Hôtel des Invalides
The HÔTEL NATIONAL DES
INVALIDES was built as a barracks for 7,000 men - mostly old wounded soldiers -
in the reign of Louis XIV.
It now houses about 100 old
codgers, part of the Army Headquarters, and an enormous Military Museum.
The main courtyard, lined with
old guns under a grand arcade, is overlooked by the most famous statue of
Napoleon,
the one known
as ‘Le Petit Caporal’ – enormous hat, brooding expression, hand on wallet.
The Museum, which
occupies most of the left-hand side of the building, spreads over several
floors,
and traces the
French Army from the Middle Ages to Vietnam.
Don’t miss the top floor, Le Musée des Plans-reliefs,
where there are vast three-dimensional models of fortified towns and
battlefields.
Observe,
too, a strange anomaly. Young people in full-time education are entitled to free
entry to all Museums belonging to the state;
but Les Invalides belongs to the Army, so you have to
pay.
In the centre of Les Invalides you will find two
churches, back-to-back; St. Louis’ and the Dome.
Captured flags hang in St. Louis’; there used to be
thousands more, but they were burned to prevent their recapture in 1814.
Under the Dome, in a crypt specially dug and taking up
nearly all the floor space, lie the remains of Napoleon I,
brought back from St.

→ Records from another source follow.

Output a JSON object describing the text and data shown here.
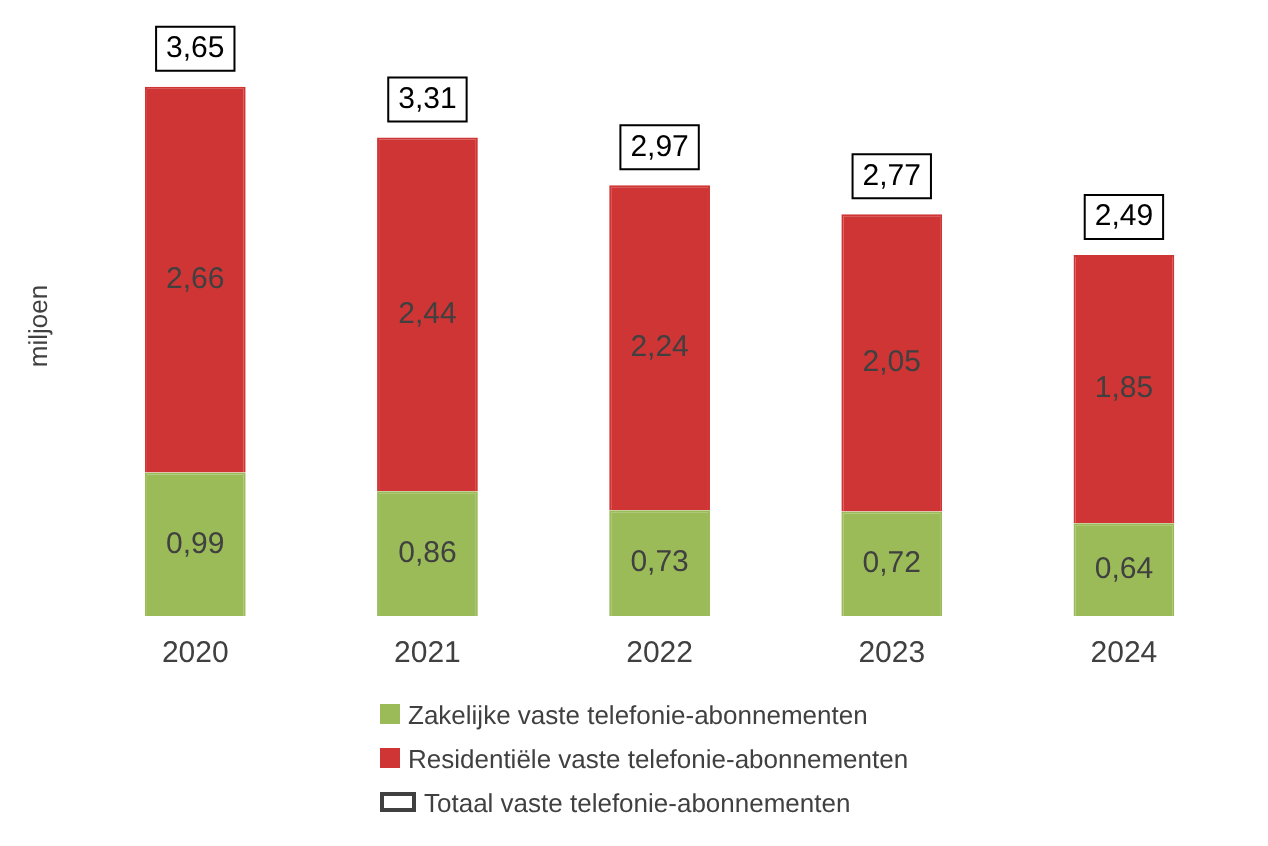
{
  "chart_data": {
    "type": "bar",
    "stacked": true,
    "relative": false,
    "ylabel": "miljoen",
    "categories": [
      "2020",
      "2021",
      "2022",
      "2023",
      "2024"
    ],
    "series": [
      {
        "name": "Zakelijke vaste telefonie-abonnementen",
        "color": "#9bbb59",
        "values": [
          0.99,
          0.86,
          0.73,
          0.72,
          0.64
        ],
        "value_labels": [
          "0,99",
          "0,86",
          "0,73",
          "0,72",
          "0,64"
        ]
      },
      {
        "name": "Residentiële vaste telefonie-abonnementen",
        "color": "#d03535",
        "values": [
          2.66,
          2.44,
          2.24,
          2.05,
          1.85
        ],
        "value_labels": [
          "2,66",
          "2,44",
          "2,24",
          "2,05",
          "1,85"
        ]
      }
    ],
    "totals": [
      "3,65",
      "3,31",
      "2,97",
      "2,77",
      "2,49"
    ],
    "annotations": [
      "Totaal vaste telefonie-abonnementen"
    ],
    "legend": "bottom"
  }
}
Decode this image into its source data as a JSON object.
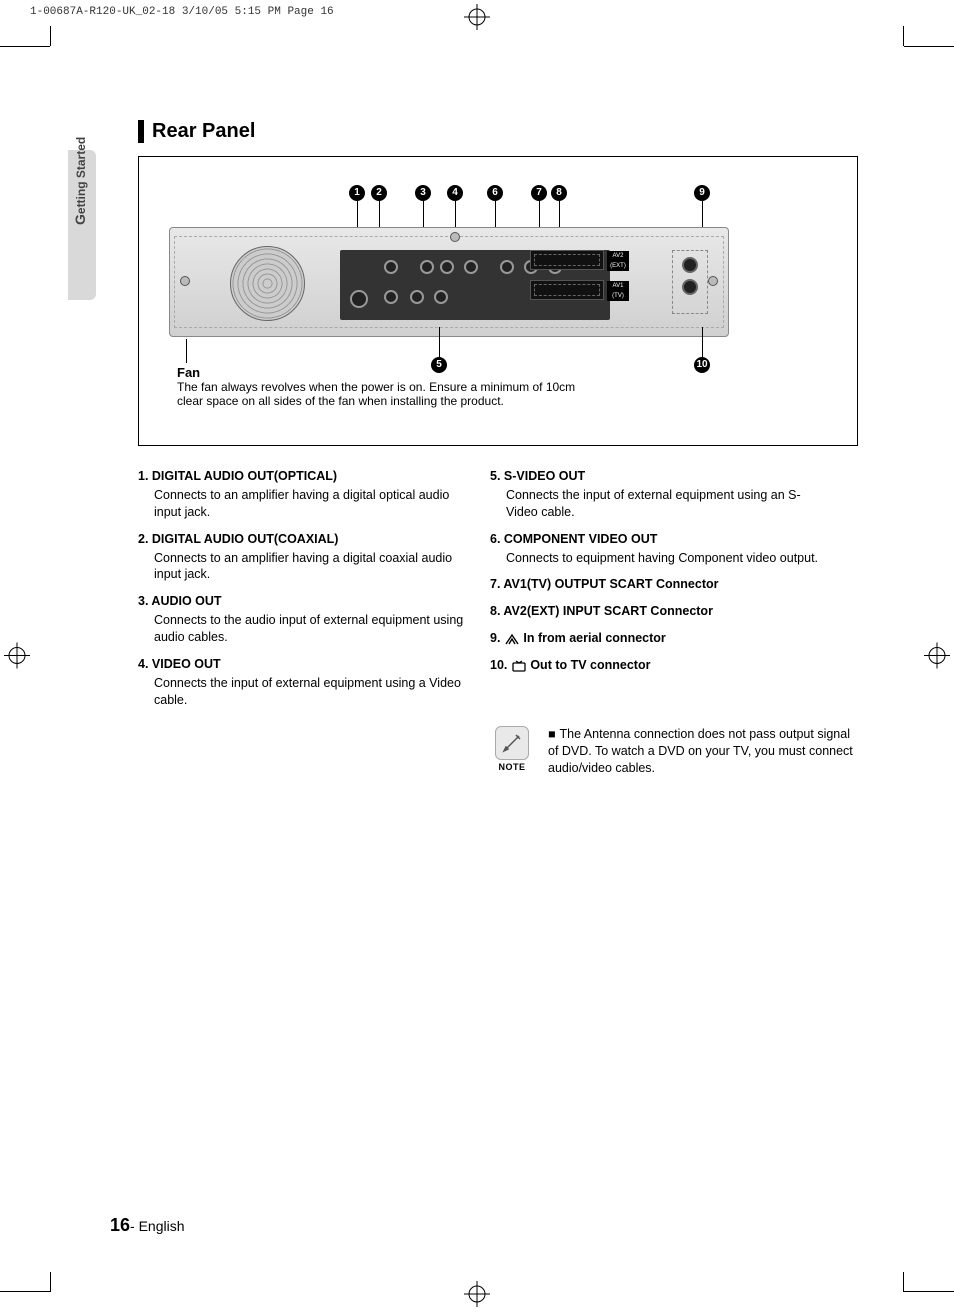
{
  "header": "1-00687A-R120-UK_02-18  3/10/05  5:15 PM  Page 16",
  "tab": {
    "g": "G",
    "rest": "etting Started"
  },
  "section_title": "Rear Panel",
  "callouts": {
    "c1": "1",
    "c2": "2",
    "c3": "3",
    "c4": "4",
    "c5": "5",
    "c6": "6",
    "c7": "7",
    "c8": "8",
    "c9": "9",
    "c10": "10"
  },
  "fan": {
    "title": "Fan",
    "body": "The fan always revolves when the power is on. Ensure a minimum of 10cm clear space on all sides of the fan when installing the product."
  },
  "left_items": [
    {
      "num": "1.",
      "title": "DIGITAL AUDIO OUT(OPTICAL)",
      "desc": "Connects to an amplifier having a digital optical audio input jack."
    },
    {
      "num": "2.",
      "title": "DIGITAL AUDIO OUT(COAXIAL)",
      "desc": "Connects to an amplifier having a digital coaxial audio input jack."
    },
    {
      "num": "3.",
      "title": "AUDIO OUT",
      "desc": "Connects to the audio input of external equipment using  audio cables."
    },
    {
      "num": "4.",
      "title": "VIDEO OUT",
      "desc": "Connects the input of external equipment using a Video cable."
    }
  ],
  "right_items": [
    {
      "num": "5.",
      "title": "S-VIDEO OUT",
      "desc": "Connects the input of external equipment using an S-Video cable."
    },
    {
      "num": "6.",
      "title": "COMPONENT VIDEO OUT",
      "desc": "Connects to equipment having Component video output."
    },
    {
      "num": "7.",
      "title": "AV1(TV) OUTPUT SCART Connector",
      "desc": ""
    },
    {
      "num": "8.",
      "title": "AV2(EXT) INPUT SCART Connector",
      "desc": ""
    },
    {
      "num": "9.",
      "title": "In from aerial connector",
      "desc": "",
      "icon": "aerial"
    },
    {
      "num": "10.",
      "title": "Out to TV connector",
      "desc": "",
      "icon": "tv"
    }
  ],
  "note": {
    "label": "NOTE",
    "text": "The Antenna connection does not pass output signal of DVD. To watch a DVD on your TV, you must connect audio/video cables."
  },
  "footer": {
    "page": "16",
    "lang": "- English"
  },
  "scart": {
    "top": "AV2\n(EXT)",
    "bottom": "AV1\n(TV)"
  }
}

Helena
in 1840. The body is in a tin coffin inside an iron coffin in a mahogany coffin
in a lead coffin in
another lead coffin in an ebony coffin in an oak coffin in a five-ton red
porphyry sarcophagus on a green granite base.
That lot ought to hold the little blighter down.
Around him are the tombs of his son and the Marshals of France.
The other great claim to fame
of Les Invalides is that the French Revolution started here, because it was here
that the mob came to steal weapons for the storming of the Bastille.